Oh man. However true that quote may be, isn’t it depressing? I mean, it sounds like the rationalizations of an alcoholic. But it was perfectly in line with what we know about Richard; similarly, the other characters find themselves giving into their own impulses to varying degrees.
So you can already tell I was sucked in by the characterization. The plotting and pacing were also excellent, and the writing was tight and clear without being boring. While this may be a quiet story about quiet people, it still managed to be surprising, fascinating, and gripping. Perrotta has this wry tone that I loved, suffusing a lot of even the darker parts of the novel with gallows humor.
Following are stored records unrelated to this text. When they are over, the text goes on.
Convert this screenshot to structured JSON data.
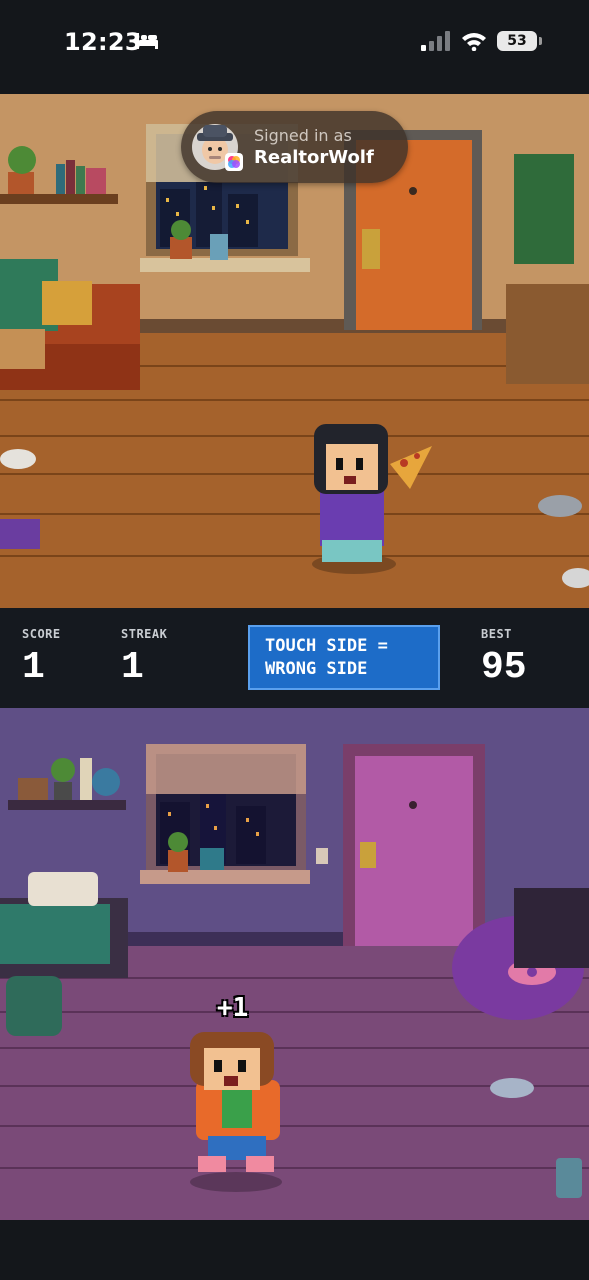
{
  "status_bar": {
    "time": "12:23",
    "battery": "53"
  },
  "toast": {
    "line1": "Signed in as",
    "username": "RealtorWolf"
  },
  "hud": {
    "score_label": "SCORE",
    "score_value": "1",
    "streak_label": "STREAK",
    "streak_value": "1",
    "hint_line1": "TOUCH SIDE =",
    "hint_line2": "WRONG SIDE",
    "best_label": "BEST",
    "best_value": "95"
  },
  "popup": {
    "text": "+1"
  },
  "colors": {
    "hint_bg": "#1d6cc8",
    "hud_bg": "#15191f",
    "top_room": "#b07f4f",
    "bottom_room": "#5a3d70"
  },
  "icons": [
    "sleep-bed-icon",
    "cellular-signal-icon",
    "wifi-icon",
    "battery-icon",
    "game-center-icon"
  ]
}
Even when he’s “telling” and not “showing,” it’s done effectively and lyrically. I feel like I could randomly pick out quotes from this book and they would be more impressive than the writing from some of the more well-regarded books on my shelves! If it isn’t obvious already, I really liked Little Children.
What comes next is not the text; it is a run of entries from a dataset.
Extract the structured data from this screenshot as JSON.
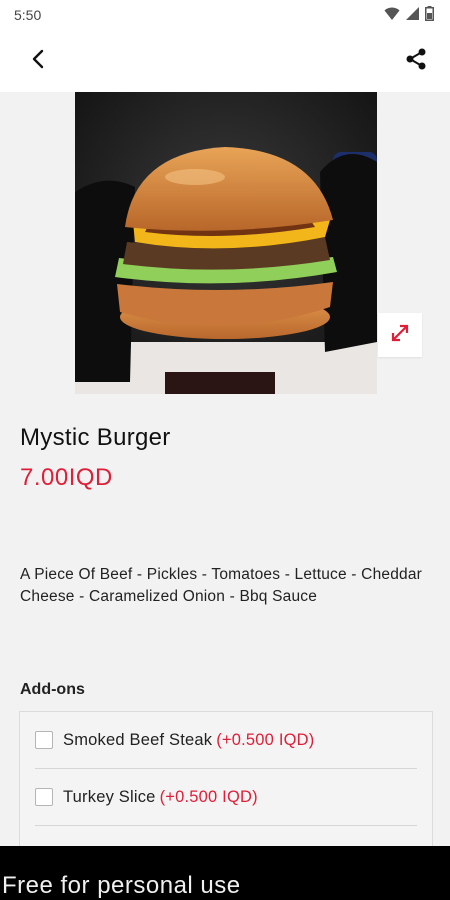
{
  "status_bar": {
    "time": "5:50",
    "icons": [
      "wifi-icon",
      "cellular-signal-icon",
      "battery-icon"
    ]
  },
  "app_bar": {
    "back_icon": "back-arrow-icon",
    "share_icon": "share-icon"
  },
  "product": {
    "image_description_icon": "burger-photo",
    "title": "Mystic Burger",
    "price": "7.00IQD",
    "description": "A Piece Of Beef - Pickles - Tomatoes - Lettuce - Cheddar Cheese - Caramelized Onion - Bbq Sauce"
  },
  "addons": {
    "title": "Add-ons",
    "items": [
      {
        "name": "Smoked Beef Steak",
        "price": "(+0.500 IQD)",
        "checked": false
      },
      {
        "name": "Turkey Slice",
        "price": "(+0.500 IQD)",
        "checked": false
      }
    ]
  },
  "watermark": {
    "text": "Free for personal use"
  },
  "colors": {
    "accent": "#e01e37",
    "background": "#f2f2f2",
    "text": "#111111"
  }
}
One thing is that the ending was almost bizarrely-structured–purposefully, I’m sure. You’re expecting this huge blowout, a climax (heh) with potentially horrible implications, and instead you get (highlight if you don’t mind spoilers) four characters standing around a playground, smoking. While I did appreciate that Perrotta could so adeptly create a tense atmosphere, and could so nicely mirror the outcome of Todd and Sarah’s story with his own novel’s structure, as a reader and not a critic, it did feel like a bit of a let-down. But because the rest of the book was so, so good, I didn’t really mind.
My one real quibble was that Mary Ann floats in and out of the main storyline. She’s not a main character, but gets treated like one in the end when we are suddenly introduced to her point of view, her marital troubles etc. It was nice to be able to view her in a slightly more sympathetic light, but I’m not entirely sure of the purpose behind including her in the end. Was it to have all of the antagonistic pairs (Mary Ann/Sarah and Ronnie/Larry) present in one place as their respective dreams crash down around them? Or am I simply missing where Mary Ann was established as an integral part of the plot?
Anyway. If you enjoy reading about people’s ennui and disappointment with the American Dream, grew up disaffected in the suburbs yourself, or just appreciate good literature, pick up Little Children. Honestly, just read it! I don’t think I’ve done the novel justice with this review. But I do know that I will definitely be reading more of Perrotta’s work.
Bookwanderer Rating: Four out of five stars
Bookwanderer Tagline: “After all, what was adult life but one moment of weakness piled on top of another?”